W 9. minucie dobrze dośrodkował Filipe Luís, a do strzału ładnie złożył się Antoine Griezmann, lecz Francuz nie zdołał uderzyć czysto piłki i z dobrej akcji wyszły nici. W innych akcjach Rojiblancos w tym okresie meczu brakowało zrozumienia, a dwukrotnie gracze byli łapani na spalonym.
Początek meczu należał do Eibaru, który potwierdzał, że u siebie czuje się znacznie lepiej niż w meczach wyjazdowych. Podopieczni José Luisa Mendlibara raz po raz próbowali niepokoić obrońców przyjezdnych, lecz ci zazwyczaj byli dobrze ustawieni we własnym polu karnym i skutecznie oddalali niebezpieczeństwo.
W 25. minucie Ander Capa w prosty sposób poradził sobie z Filipe i dośrodkował w pole karne. Tam pomiędzy obrońcami Atleti znalazł się Adrián, który zdołał oddać strzał. Ten jednak nie był najlepszy i dobrze poradził z nim sobie Moyà.
Kilka minut później doszło do sytuacji w polu karnym, w której Šime Vrsaljko dotknął piłki ręką. Chorwat leżał jednak na ziemi i zagranie nie było jego intencją. Gracze z Kraju Basków protestowali, domagając się odgwizdania rzutu karnego, lecz prowadzący zawody Jesús Gil Manzano słusznie pozostał głuchy na ich pretensje.
W 37. minucie dobre podanie na lewej stronie otrzymał Griezmann, który zdołał się rozpędzić i wbiegł w pole karne. Napastnik zdecydował się na strzał z dosyć ostrego kąta, ale uderzenie były zbyt słabe, a przede wszystkim niecelne.
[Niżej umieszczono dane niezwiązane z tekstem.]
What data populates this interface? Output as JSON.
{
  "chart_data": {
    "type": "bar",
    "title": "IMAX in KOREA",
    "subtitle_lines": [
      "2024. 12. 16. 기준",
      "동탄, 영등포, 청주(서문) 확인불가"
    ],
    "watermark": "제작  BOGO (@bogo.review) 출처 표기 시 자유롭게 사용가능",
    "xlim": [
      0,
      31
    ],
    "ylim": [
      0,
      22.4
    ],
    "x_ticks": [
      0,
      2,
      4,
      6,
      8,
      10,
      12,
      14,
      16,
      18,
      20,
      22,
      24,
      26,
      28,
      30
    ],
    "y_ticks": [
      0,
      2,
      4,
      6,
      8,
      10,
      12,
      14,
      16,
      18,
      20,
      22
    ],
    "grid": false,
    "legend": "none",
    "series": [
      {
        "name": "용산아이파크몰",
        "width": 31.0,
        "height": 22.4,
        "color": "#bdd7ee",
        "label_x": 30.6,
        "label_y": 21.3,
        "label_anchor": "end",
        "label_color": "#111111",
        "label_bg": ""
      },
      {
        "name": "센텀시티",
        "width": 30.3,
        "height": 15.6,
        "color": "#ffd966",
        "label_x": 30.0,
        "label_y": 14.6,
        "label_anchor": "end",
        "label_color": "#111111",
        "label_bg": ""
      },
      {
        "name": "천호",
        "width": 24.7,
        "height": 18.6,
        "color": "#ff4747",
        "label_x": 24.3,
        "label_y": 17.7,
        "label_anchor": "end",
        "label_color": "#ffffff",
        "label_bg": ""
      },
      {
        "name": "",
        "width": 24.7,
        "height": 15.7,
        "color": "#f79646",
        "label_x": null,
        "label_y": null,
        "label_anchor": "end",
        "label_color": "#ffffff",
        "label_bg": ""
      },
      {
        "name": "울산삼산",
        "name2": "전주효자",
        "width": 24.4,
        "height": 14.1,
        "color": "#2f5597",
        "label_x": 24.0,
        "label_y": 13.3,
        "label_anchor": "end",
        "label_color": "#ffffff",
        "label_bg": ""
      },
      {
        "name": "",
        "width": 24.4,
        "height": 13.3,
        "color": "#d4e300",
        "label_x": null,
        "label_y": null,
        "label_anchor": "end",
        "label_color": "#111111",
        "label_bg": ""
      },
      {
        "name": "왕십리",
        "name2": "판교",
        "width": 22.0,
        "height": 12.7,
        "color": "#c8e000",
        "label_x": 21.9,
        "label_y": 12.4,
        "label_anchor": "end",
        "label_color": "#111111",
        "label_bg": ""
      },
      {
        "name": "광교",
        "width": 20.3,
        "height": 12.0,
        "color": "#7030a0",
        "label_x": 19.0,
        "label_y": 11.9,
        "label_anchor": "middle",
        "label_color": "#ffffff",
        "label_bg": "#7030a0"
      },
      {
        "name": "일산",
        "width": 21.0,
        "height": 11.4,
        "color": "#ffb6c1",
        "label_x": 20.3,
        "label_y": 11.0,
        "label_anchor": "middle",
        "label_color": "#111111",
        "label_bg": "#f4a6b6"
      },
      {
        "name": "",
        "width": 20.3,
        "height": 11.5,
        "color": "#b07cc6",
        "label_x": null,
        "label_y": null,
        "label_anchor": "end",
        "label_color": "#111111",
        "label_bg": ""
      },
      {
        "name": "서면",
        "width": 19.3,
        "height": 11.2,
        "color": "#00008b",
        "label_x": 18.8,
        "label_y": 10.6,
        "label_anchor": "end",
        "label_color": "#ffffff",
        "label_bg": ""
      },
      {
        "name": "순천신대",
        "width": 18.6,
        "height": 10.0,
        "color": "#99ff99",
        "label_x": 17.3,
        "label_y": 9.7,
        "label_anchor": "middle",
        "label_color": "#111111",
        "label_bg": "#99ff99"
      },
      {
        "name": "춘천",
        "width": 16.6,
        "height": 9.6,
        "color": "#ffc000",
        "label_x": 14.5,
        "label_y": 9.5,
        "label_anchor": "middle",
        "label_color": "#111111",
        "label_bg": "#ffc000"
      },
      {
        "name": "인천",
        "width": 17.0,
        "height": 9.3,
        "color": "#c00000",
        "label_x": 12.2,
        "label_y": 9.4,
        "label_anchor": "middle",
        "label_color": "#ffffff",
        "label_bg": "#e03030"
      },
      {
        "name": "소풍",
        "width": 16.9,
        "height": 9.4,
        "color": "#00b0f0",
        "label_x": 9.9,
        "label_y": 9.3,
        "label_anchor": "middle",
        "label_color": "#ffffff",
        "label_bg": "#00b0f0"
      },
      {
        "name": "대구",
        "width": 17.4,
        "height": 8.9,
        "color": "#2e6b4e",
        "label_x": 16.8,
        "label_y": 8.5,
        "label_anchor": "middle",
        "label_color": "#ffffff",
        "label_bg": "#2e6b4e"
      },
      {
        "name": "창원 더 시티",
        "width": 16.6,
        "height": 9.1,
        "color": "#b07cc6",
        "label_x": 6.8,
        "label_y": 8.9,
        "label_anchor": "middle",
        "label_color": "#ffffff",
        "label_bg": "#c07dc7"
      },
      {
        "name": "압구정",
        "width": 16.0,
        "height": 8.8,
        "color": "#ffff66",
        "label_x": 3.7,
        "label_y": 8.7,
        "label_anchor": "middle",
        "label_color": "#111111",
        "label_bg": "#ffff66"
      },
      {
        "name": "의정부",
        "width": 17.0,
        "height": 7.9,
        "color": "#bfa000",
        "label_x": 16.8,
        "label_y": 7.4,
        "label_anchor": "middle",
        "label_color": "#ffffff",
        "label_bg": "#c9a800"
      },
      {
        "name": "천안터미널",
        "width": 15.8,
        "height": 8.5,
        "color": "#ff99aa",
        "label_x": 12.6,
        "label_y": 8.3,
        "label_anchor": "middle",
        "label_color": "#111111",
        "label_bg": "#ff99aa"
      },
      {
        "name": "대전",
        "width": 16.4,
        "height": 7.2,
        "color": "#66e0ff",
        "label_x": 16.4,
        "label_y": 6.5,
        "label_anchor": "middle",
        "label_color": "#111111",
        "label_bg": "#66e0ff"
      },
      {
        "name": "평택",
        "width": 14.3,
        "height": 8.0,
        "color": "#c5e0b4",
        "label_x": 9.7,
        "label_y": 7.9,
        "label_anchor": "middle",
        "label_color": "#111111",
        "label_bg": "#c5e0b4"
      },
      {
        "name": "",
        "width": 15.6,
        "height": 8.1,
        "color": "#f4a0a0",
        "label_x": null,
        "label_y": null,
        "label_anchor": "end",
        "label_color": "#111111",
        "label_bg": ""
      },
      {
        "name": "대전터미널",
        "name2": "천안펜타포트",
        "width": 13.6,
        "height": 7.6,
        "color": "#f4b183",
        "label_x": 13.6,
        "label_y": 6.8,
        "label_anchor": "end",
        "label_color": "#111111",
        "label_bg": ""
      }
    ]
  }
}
W 43. minucie Rusznikarze stanęli przed fantastyczną szansą na otwarcie wyniku spotkania. Po podaniu w pole karne Stefan Savić źle przeciął piłkę, a futbolówki nie zdołał zgarnąć Vrsaljko i tym sposobem ta doszła do Sergiego Enricha. Napastnik znalazł się w sytuacji sam na sam z bramkarzem, lecz źle przyjął i piłka wyszła poza linię końcową jeszcze przed próbą oddania strzału. Była to ostatnia okazja przed przerwą, na którą piłkarze schodzili przy rezultacie bezbramkowym.
W przerwie Diego Simeone dokonał jednej zmiany, desygnując do gry Juanfrana w miejsce Vrsaljko, natomiast w ekipie gospodarzy nie doszło do żadnych roszad.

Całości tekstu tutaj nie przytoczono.